Olhei para a pista e vi dois helicópteros com alguns comandos à volta. Se calhar estariam mais alguns dentro da mata a montar segurança. Seria o normal nestas visitas de surpresa, habituais do general. Mas espero, pensei para mim, que o capitão não se lembre de fazer uma demonstração como aquela que fez há dias a um piloto da DO. Foi um gozo do caraças e ele não ficou nada bem.
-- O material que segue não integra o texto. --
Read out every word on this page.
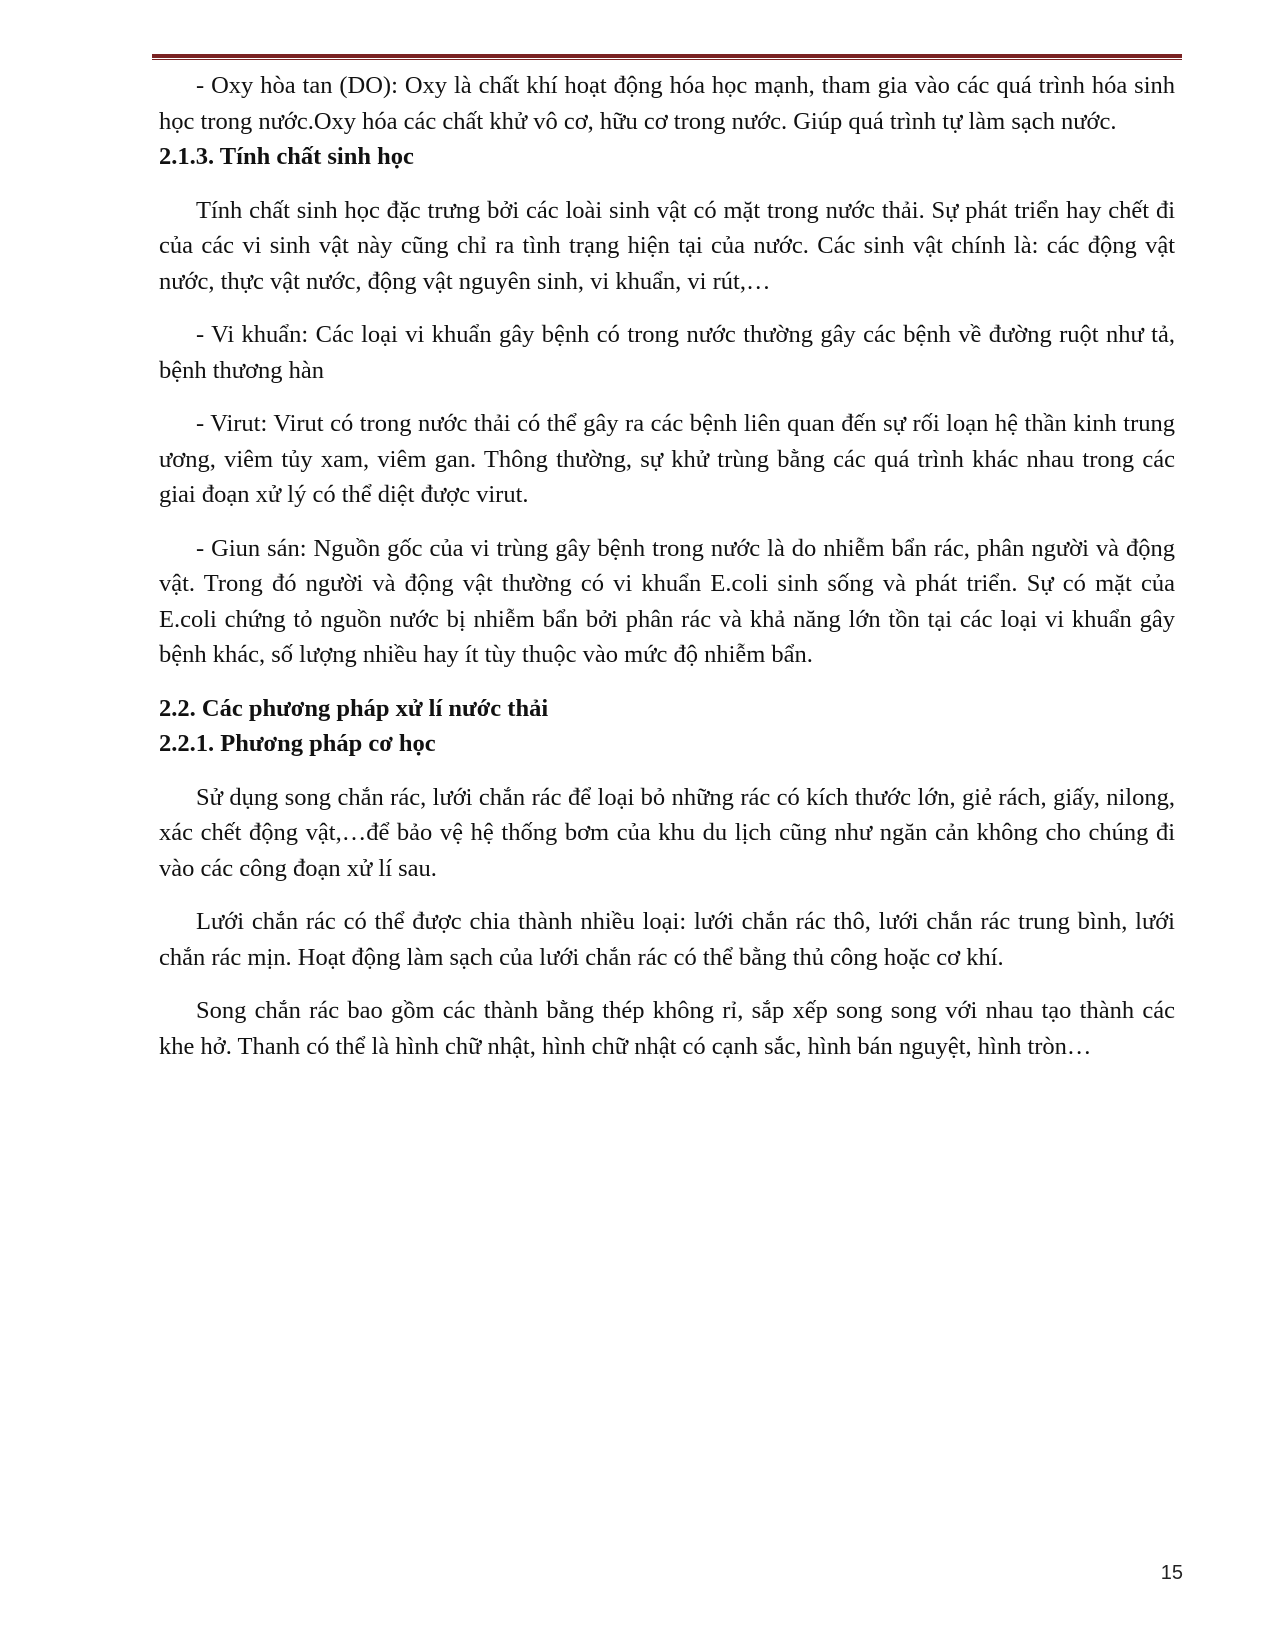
- Oxy hòa tan (DO): Oxy là chất khí hoạt động hóa học mạnh, tham gia vào các quá trình hóa sinh học trong nước.Oxy hóa các chất khử vô cơ, hữu cơ trong nước. Giúp quá trình tự làm sạch nước.

2.1.3. Tính chất sinh học

Tính chất sinh học đặc trưng bởi các loài sinh vật có mặt trong nước thải. Sự phát triển hay chết đi của các vi sinh vật này cũng chỉ ra tình trạng hiện tại của nước. Các sinh vật chính là: các động vật nước, thực vật nước, động vật nguyên sinh, vi khuẩn, vi rút,…

- Vi khuẩn: Các loại vi khuẩn gây bệnh có trong nước thường gây các bệnh về đường ruột như tả, bệnh thương hàn

- Virut: Virut có trong nước thải có thể gây ra các bệnh liên quan đến sự rối loạn hệ thần kinh trung ương, viêm tủy xam, viêm gan. Thông thường, sự khử trùng bằng các quá trình khác nhau trong các giai đoạn xử lý có thể diệt được virut.

- Giun sán: Nguồn gốc của vi trùng gây bệnh trong nước là do nhiễm bẩn rác, phân người và động vật. Trong đó người và động vật thường có vi khuẩn E.coli sinh sống và phát triển. Sự có mặt của E.coli chứng tỏ nguồn nước bị nhiễm bẩn bởi phân rác và khả năng lớn tồn tại các loại vi khuẩn gây bệnh khác, số lượng nhiều hay ít tùy thuộc vào mức độ nhiễm bẩn.

2.2. Các phương pháp xử lí nước thải

2.2.1. Phương pháp cơ học

Sử dụng song chắn rác, lưới chắn rác để loại bỏ những rác có kích thước lớn, giẻ rách, giấy, nilong, xác chết động vật,…để bảo vệ hệ thống bơm của khu du lịch cũng như ngăn cản không cho chúng đi vào các công đoạn xử lí sau.

Lưới chắn rác có thể được chia thành nhiều loại: lưới chắn rác thô, lưới chắn rác trung bình, lưới chắn rác mịn. Hoạt động làm sạch của lưới chắn rác có thể bằng thủ công hoặc cơ khí.

Song chắn rác bao gồm các thành bằng thép không rỉ, sắp xếp song song với nhau tạo thành các khe hở. Thanh có thể là hình chữ nhật, hình chữ nhật có cạnh sắc, hình bán nguyệt, hình tròn…

15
Quis mostrar ao homem da dornier como funcionava o morteiro 80. Lançou uma granada que foi cair não muito longe do avião. Felizmente não houve estragos mas o pessoal que estava na mata na segurança veio a correr pensando que era um ataque. Rizo geral. É claro que, com o general, não dava para isso.
O Rodolfo interrompeu-me os pensamentos, todo preocupado.
- É pá, não podemos receber o general em tronco nu, de calções e chinelos.
- O que é que queres? Ele já está perto e já olhou para nós. Estar a fugir agora é que não dá. Quando aparece de repente já sabe o que pode encontrar.
Ele chegou ao pé de nós. O capitão apresentou-nos.
- São os comandantes dos pelotões que tenho aqui. Tenho um que está destacado em Binta e outro que está em Jumbembem.
Inicialmente, levantei a mão instintivamente para fazer a continência, mas, pensei rápido, e vi que não podia fazer isso por estar desfardado. Mas o meu colega alferes não pensou e fez mesmo a continência. Depois da explicação do capitão, vi-me na obrigação de dizer qualquer coisa.
- O meu general desculpe, estamos assim porque não estávamos à espera. Eu estive esta noite toda no mato e…
- Deixa-te disso, pá. Vamos lá que eu estou com pressa, tenho de estar com o COP3 em Bigene.
Entrámos na secretaria e o capitão falou-lhe das nossas missões, do trabalho contra as infiltrações, das operações com o COP3. O “Caco” quis saber das condições em que estavam os homens, da alimentação. Aqui o capitão engasgou-se um bocado. Que havia algumas dificuldades, porque os abastecimentos eram muito intervalados, quer pelo rio Cacheu, quer com as DO que vinham trazer o correio e os frescos. O general ia dizendo para o adjunto “Toma nota”.
Fui tentado a dizer que a carne que tínhamos era das vacas que, às vezes, íamos roubar às aldeias fronteiriças no Senegal, ou daquelas que caíam nas armadilhas que montávamos nos carreiros e que os elementos do PAIGC traziam para atravessar o Cacheu. Os gajos da tabanca não nos vendiam vacas. Mas fiquei muito caladinho, o capitão que desbroncasse.
O adjunto tomou notas, o “Caco” ajeitou o monóculo e mudou de conversa.
- Nosso capitão, quais são as etnias dos pelotões?
- Aqui em Barro são fulas e balantas, mas estão misturados.
- Então vai separá-los. Fulas num pelotão e balantas noutro. Dá mais unidade a cada um e pode criar emulação entre eles.
Ninguém disse nada. Não havia nada a dizer, aquilo foi dado em tom de ordem.
Continuou.
- Vocês já alguma vez foram ao Senegal?
Ri-me abertamente, mas depressa fiquei sério. O general e o adjunto olhavam para mim como que a perguntar-me qual era a piada. O capitão e o Rodolfo estavam aprensivos, a interrogar-me com o olhar se eu ia agora falar das vacas roubadas no Senegal. Tive de dizer alguma coisa.
- Desculpe, meu general. Mas é que nós nunca fomos ao Senegal.
- Não se ria, nosso alferes. Comecem a pensar em ir lá.
Levantou-se e afastou-se em direcção aos helis, acompanhado pelo capitão e o adjunto de G3 no quadril.